Par DIDIER SPECQ - La Voix du Nord

  

   Ce jour-là, vers 17 h 50 place Febvrier, les policiers lillois observent des jeunes gens qui s’affairent près d’un compteur électrique. Les enquêteurs sont d’autant plus intéressés par les agissements de ces individus que, le matin même, des policiers étaient en action au même endroit contre des revendeurs de stupéfiants. Or, c’est justement ce compteur EDF qui servait de cache aux dealers interpellés plus tôt dans la journée. Donc, ces électriciens amateurs, dans l’après-midi, étaient plus que suspects. Cherchaient-ils des stupéfiants qui auraient été oubliés ?

Au moment où les policiers du soir cherchent à interpeller les suspects, ça barde : les futurs interpellés prennent la fuite, les policiers les coursent mais, à leurs basques, foncent sur d’autres jeunes gens qui s’en prennent aux forces de l’ordre : insultes, jets de cailloux, de bouteilles… Un groupe d’une vingtaine de personnes. Quand les policiers regroupent leurs forces et ripostent, tout le monde disparaît comme une volée de moineaux.

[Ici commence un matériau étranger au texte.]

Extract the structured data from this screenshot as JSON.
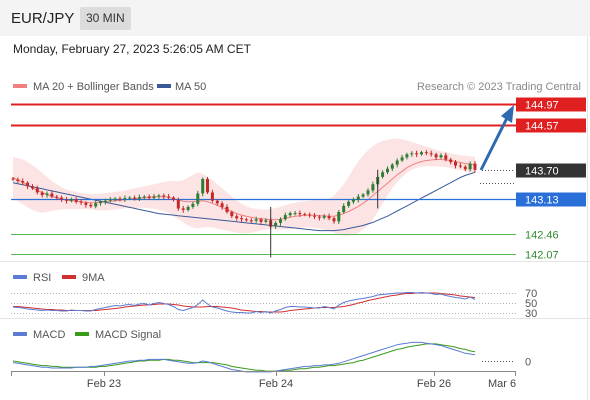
{
  "header": {
    "pair": "EUR/JPY",
    "timeframe": "30 MIN",
    "timestamp": "Monday, February 27, 2023 5:26:05 AM CET"
  },
  "legend": {
    "ma20": "MA 20 + Bollinger Bands",
    "ma50": "MA 50",
    "research": "Research © 2023 Trading Central",
    "rsi": "RSI",
    "rsi_ma": "9MA",
    "macd": "MACD",
    "macd_signal": "MACD Signal"
  },
  "colors": {
    "resistance": "#e02020",
    "current": "#333333",
    "pivot": "#2a6fd8",
    "support": "#58b858",
    "ma20": "#f08080",
    "bb_fill": "#fde4e4",
    "ma50": "#3b5998",
    "up_candle": "#2e7d32",
    "down_candle": "#c62828",
    "rsi": "#5b7bd5",
    "rsi_ma": "#d03030",
    "macd": "#5b7bd5",
    "macd_signal": "#3a9a1a",
    "arrow": "#2e6bb0"
  },
  "chart_data": [
    {
      "type": "line",
      "title": "EUR/JPY",
      "ylim": [
        141.95,
        145.15
      ],
      "x_ticks": [
        "Feb 23",
        "Feb 24",
        "Feb 26",
        "Mar 6"
      ],
      "levels": [
        {
          "kind": "resistance",
          "value": 144.97,
          "label": "144.97"
        },
        {
          "kind": "resistance",
          "value": 144.57,
          "label": "144.57"
        },
        {
          "kind": "current",
          "value": 143.7,
          "label": "143.70"
        },
        {
          "kind": "pivot",
          "value": 143.13,
          "label": "143.13"
        },
        {
          "kind": "support",
          "value": 142.46,
          "label": "142.46"
        },
        {
          "kind": "support",
          "value": 142.07,
          "label": "142.07"
        }
      ],
      "close": [
        143.51,
        143.48,
        143.45,
        143.38,
        143.34,
        143.26,
        143.21,
        143.24,
        143.18,
        143.16,
        143.12,
        143.1,
        143.13,
        143.08,
        143.06,
        143.02,
        142.99,
        143.05,
        143.08,
        143.1,
        143.12,
        143.14,
        143.13,
        143.15,
        143.16,
        143.14,
        143.17,
        143.18,
        143.15,
        143.18,
        143.2,
        143.18,
        143.16,
        143.12,
        142.95,
        142.92,
        142.98,
        143.04,
        143.24,
        143.52,
        143.26,
        143.1,
        143.05,
        142.98,
        142.88,
        142.8,
        142.76,
        142.74,
        142.72,
        142.71,
        142.74,
        142.69,
        142.72,
        142.6,
        142.67,
        142.74,
        142.82,
        142.86,
        142.86,
        142.84,
        142.83,
        142.81,
        142.79,
        142.77,
        142.8,
        142.76,
        142.7,
        142.88,
        143.0,
        143.08,
        143.12,
        143.18,
        143.22,
        143.3,
        143.42,
        143.56,
        143.65,
        143.72,
        143.8,
        143.88,
        143.94,
        144.0,
        144.02,
        144.0,
        144.04,
        144.02,
        144.0,
        143.94,
        143.98,
        143.9,
        143.85,
        143.78,
        143.76,
        143.71,
        143.82,
        143.7
      ],
      "ma20": [
        143.55,
        143.5,
        143.46,
        143.4,
        143.35,
        143.3,
        143.26,
        143.22,
        143.18,
        143.16,
        143.13,
        143.11,
        143.1,
        143.09,
        143.08,
        143.07,
        143.06,
        143.06,
        143.07,
        143.08,
        143.09,
        143.1,
        143.11,
        143.12,
        143.13,
        143.14,
        143.15,
        143.16,
        143.17,
        143.18,
        143.18,
        143.18,
        143.17,
        143.14,
        143.11,
        143.09,
        143.08,
        143.08,
        143.09,
        143.1,
        143.08,
        143.05,
        143.01,
        142.97,
        142.93,
        142.89,
        142.85,
        142.82,
        142.8,
        142.78,
        142.76,
        142.75,
        142.74,
        142.73,
        142.73,
        142.74,
        142.76,
        142.78,
        142.8,
        142.81,
        142.82,
        142.82,
        142.82,
        142.81,
        142.81,
        142.8,
        142.8,
        142.82,
        142.85,
        142.89,
        142.94,
        142.99,
        143.05,
        143.12,
        143.2,
        143.28,
        143.36,
        143.44,
        143.52,
        143.6,
        143.67,
        143.74,
        143.79,
        143.83,
        143.86,
        143.88,
        143.89,
        143.9,
        143.9,
        143.89,
        143.88,
        143.86,
        143.84,
        143.82,
        143.81,
        143.8
      ],
      "bb_upper": [
        143.95,
        143.93,
        143.9,
        143.85,
        143.79,
        143.72,
        143.64,
        143.56,
        143.48,
        143.42,
        143.36,
        143.32,
        143.29,
        143.27,
        143.25,
        143.24,
        143.23,
        143.23,
        143.24,
        143.25,
        143.26,
        143.27,
        143.28,
        143.3,
        143.32,
        143.34,
        143.36,
        143.38,
        143.4,
        143.42,
        143.44,
        143.46,
        143.48,
        143.48,
        143.48,
        143.5,
        143.55,
        143.6,
        143.65,
        143.62,
        143.57,
        143.5,
        143.42,
        143.34,
        143.26,
        143.18,
        143.1,
        143.04,
        142.99,
        142.96,
        142.94,
        142.93,
        142.93,
        142.94,
        142.96,
        142.98,
        143.01,
        143.04,
        143.06,
        143.08,
        143.09,
        143.1,
        143.11,
        143.12,
        143.13,
        143.14,
        143.2,
        143.3,
        143.42,
        143.56,
        143.72,
        143.86,
        143.98,
        144.08,
        144.16,
        144.22,
        144.26,
        144.28,
        144.3,
        144.3,
        144.29,
        144.27,
        144.24,
        144.21,
        144.18,
        144.15,
        144.12,
        144.09,
        144.06,
        144.04,
        144.02,
        144.0,
        143.98,
        143.97,
        143.96,
        143.95
      ],
      "bb_lower": [
        143.15,
        143.09,
        143.03,
        142.97,
        142.92,
        142.88,
        142.87,
        142.88,
        142.9,
        142.92,
        142.93,
        142.94,
        142.94,
        142.94,
        142.94,
        142.94,
        142.93,
        142.92,
        142.91,
        142.91,
        142.92,
        142.93,
        142.94,
        142.95,
        142.96,
        142.96,
        142.96,
        142.96,
        142.95,
        142.94,
        142.92,
        142.9,
        142.86,
        142.8,
        142.74,
        142.68,
        142.62,
        142.58,
        142.56,
        142.58,
        142.59,
        142.58,
        142.56,
        142.54,
        142.52,
        142.5,
        142.48,
        142.47,
        142.47,
        142.48,
        142.5,
        142.52,
        142.54,
        142.55,
        142.55,
        142.54,
        142.54,
        142.55,
        142.56,
        142.57,
        142.58,
        142.58,
        142.57,
        142.56,
        142.54,
        142.52,
        142.48,
        142.44,
        142.42,
        142.42,
        142.44,
        142.48,
        142.54,
        142.62,
        142.74,
        142.88,
        143.04,
        143.2,
        143.34,
        143.46,
        143.56,
        143.64,
        143.7,
        143.74,
        143.76,
        143.77,
        143.77,
        143.77,
        143.76,
        143.75,
        143.73,
        143.71,
        143.69,
        143.67,
        143.65,
        143.64
      ],
      "ma50": [
        143.45,
        143.43,
        143.41,
        143.39,
        143.37,
        143.35,
        143.33,
        143.31,
        143.29,
        143.27,
        143.25,
        143.23,
        143.21,
        143.19,
        143.17,
        143.15,
        143.13,
        143.11,
        143.09,
        143.07,
        143.05,
        143.03,
        143.01,
        142.99,
        142.97,
        142.95,
        142.93,
        142.91,
        142.89,
        142.87,
        142.85,
        142.84,
        142.83,
        142.82,
        142.81,
        142.8,
        142.79,
        142.78,
        142.77,
        142.76,
        142.75,
        142.74,
        142.73,
        142.72,
        142.71,
        142.7,
        142.69,
        142.68,
        142.67,
        142.66,
        142.65,
        142.64,
        142.63,
        142.62,
        142.61,
        142.6,
        142.59,
        142.58,
        142.57,
        142.56,
        142.55,
        142.54,
        142.53,
        142.52,
        142.52,
        142.52,
        142.52,
        142.53,
        142.54,
        142.56,
        142.58,
        142.6,
        142.62,
        142.65,
        142.68,
        142.72,
        142.76,
        142.8,
        142.85,
        142.9,
        142.95,
        143.0,
        143.05,
        143.1,
        143.15,
        143.2,
        143.25,
        143.3,
        143.35,
        143.4,
        143.45,
        143.5,
        143.55,
        143.59,
        143.62,
        143.65
      ]
    },
    {
      "type": "line",
      "title": "RSI",
      "ylim": [
        20,
        80
      ],
      "levels": [
        30,
        50,
        70
      ],
      "level_labels": [
        "70",
        "50",
        "30"
      ],
      "series": [
        {
          "name": "RSI",
          "values": [
            42,
            41,
            40,
            38,
            37,
            36,
            35,
            36,
            35,
            35,
            34,
            34,
            36,
            35,
            35,
            34,
            34,
            37,
            39,
            41,
            43,
            45,
            44,
            46,
            47,
            45,
            48,
            49,
            46,
            49,
            51,
            49,
            47,
            43,
            37,
            35,
            38,
            41,
            47,
            56,
            48,
            42,
            40,
            37,
            34,
            32,
            31,
            31,
            30,
            30,
            33,
            31,
            33,
            30,
            34,
            37,
            41,
            43,
            43,
            42,
            42,
            41,
            40,
            40,
            43,
            41,
            38,
            46,
            51,
            54,
            56,
            58,
            59,
            61,
            63,
            66,
            67,
            68,
            69,
            70,
            70,
            71,
            71,
            70,
            71,
            70,
            69,
            67,
            68,
            65,
            63,
            61,
            60,
            58,
            62,
            57
          ]
        },
        {
          "name": "9MA",
          "values": [
            43,
            43,
            42,
            41,
            40,
            39,
            38,
            37,
            37,
            36,
            36,
            35,
            35,
            35,
            35,
            35,
            35,
            35,
            36,
            37,
            38,
            39,
            40,
            42,
            43,
            44,
            45,
            46,
            46,
            47,
            48,
            48,
            48,
            47,
            46,
            44,
            43,
            42,
            42,
            42,
            43,
            43,
            43,
            42,
            41,
            40,
            38,
            36,
            35,
            34,
            33,
            33,
            32,
            32,
            32,
            32,
            33,
            35,
            36,
            37,
            38,
            39,
            40,
            41,
            41,
            41,
            41,
            42,
            43,
            45,
            47,
            50,
            52,
            55,
            57,
            59,
            61,
            63,
            65,
            66,
            68,
            69,
            69,
            70,
            70,
            70,
            70,
            70,
            69,
            68,
            67,
            66,
            64,
            63,
            62,
            61
          ]
        }
      ]
    },
    {
      "type": "line",
      "title": "MACD",
      "ylim": [
        -0.4,
        0.4
      ],
      "levels": [
        0
      ],
      "level_labels": [
        "0"
      ],
      "series": [
        {
          "name": "MACD",
          "values": [
            -0.02,
            -0.03,
            -0.04,
            -0.05,
            -0.06,
            -0.07,
            -0.08,
            -0.08,
            -0.09,
            -0.09,
            -0.09,
            -0.09,
            -0.09,
            -0.08,
            -0.08,
            -0.08,
            -0.07,
            -0.07,
            -0.06,
            -0.05,
            -0.04,
            -0.03,
            -0.02,
            -0.01,
            0.0,
            0.0,
            0.01,
            0.01,
            0.02,
            0.02,
            0.02,
            0.02,
            0.01,
            0.0,
            -0.01,
            -0.02,
            -0.03,
            -0.03,
            -0.02,
            0.0,
            -0.01,
            -0.03,
            -0.05,
            -0.07,
            -0.09,
            -0.11,
            -0.12,
            -0.13,
            -0.14,
            -0.14,
            -0.14,
            -0.14,
            -0.14,
            -0.14,
            -0.13,
            -0.12,
            -0.11,
            -0.1,
            -0.09,
            -0.08,
            -0.07,
            -0.07,
            -0.06,
            -0.06,
            -0.05,
            -0.05,
            -0.04,
            -0.03,
            -0.01,
            0.01,
            0.03,
            0.05,
            0.07,
            0.09,
            0.11,
            0.13,
            0.15,
            0.17,
            0.19,
            0.21,
            0.22,
            0.23,
            0.24,
            0.24,
            0.24,
            0.23,
            0.22,
            0.21,
            0.2,
            0.18,
            0.16,
            0.14,
            0.12,
            0.1,
            0.09,
            0.08
          ]
        },
        {
          "name": "MACD Signal",
          "values": [
            0.0,
            -0.01,
            -0.02,
            -0.03,
            -0.04,
            -0.05,
            -0.06,
            -0.06,
            -0.07,
            -0.07,
            -0.08,
            -0.08,
            -0.08,
            -0.08,
            -0.08,
            -0.08,
            -0.08,
            -0.08,
            -0.07,
            -0.07,
            -0.06,
            -0.05,
            -0.04,
            -0.03,
            -0.02,
            -0.01,
            0.0,
            0.0,
            0.01,
            0.01,
            0.01,
            0.02,
            0.02,
            0.01,
            0.01,
            0.0,
            -0.01,
            -0.02,
            -0.02,
            -0.02,
            -0.02,
            -0.02,
            -0.03,
            -0.04,
            -0.05,
            -0.07,
            -0.08,
            -0.09,
            -0.1,
            -0.11,
            -0.12,
            -0.12,
            -0.13,
            -0.13,
            -0.13,
            -0.13,
            -0.12,
            -0.12,
            -0.11,
            -0.1,
            -0.1,
            -0.09,
            -0.08,
            -0.08,
            -0.07,
            -0.06,
            -0.06,
            -0.05,
            -0.04,
            -0.03,
            -0.02,
            0.0,
            0.01,
            0.03,
            0.05,
            0.07,
            0.09,
            0.11,
            0.13,
            0.15,
            0.16,
            0.18,
            0.19,
            0.2,
            0.21,
            0.22,
            0.22,
            0.22,
            0.21,
            0.2,
            0.19,
            0.18,
            0.16,
            0.15,
            0.13,
            0.12
          ]
        }
      ]
    }
  ]
}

Tout le monde à l’exception de D. H., 26 ans, qui se réfugie chez un coiffeur des alentours. Quand les policiers entrent dans le salon en question, le suspect s’est retiré dans les toilettes. Lorsqu’il en sort enfin, il est interpellé.

Vendredi, devant la présidente Reliquet comme en garde à vue, le prévenu nie en bloc et en détail : « J’étais là, c’est tout, j’ai suivi un peu ces gens qui couraient mais je n’ai rien à voir avec tout ça. » Côté police, on affirme que le suspect est dans le coup.

« C’est tout de même très inquiétant. Cela veut dire que les policiers en opération peuvent à tout moment être pris à partie par une vingtaine de personnes », résume la procureure Valérie Lecrohart. Le coiffeur, ce n’était pas un refuge selon le prévenu quinze fois condamné : « C’est quelqu’un que je connais, je voulais utiliser son ordinateur. »

Selon la défense assurée par Me Faustine Broulin, rien n’indique, à part peut-être les antécédents judiciaires, que le prévenu ait réellement été un membre actif de la riposte contre les policiers. Mais neuf mois de prison et un mandat de dépôt tombent.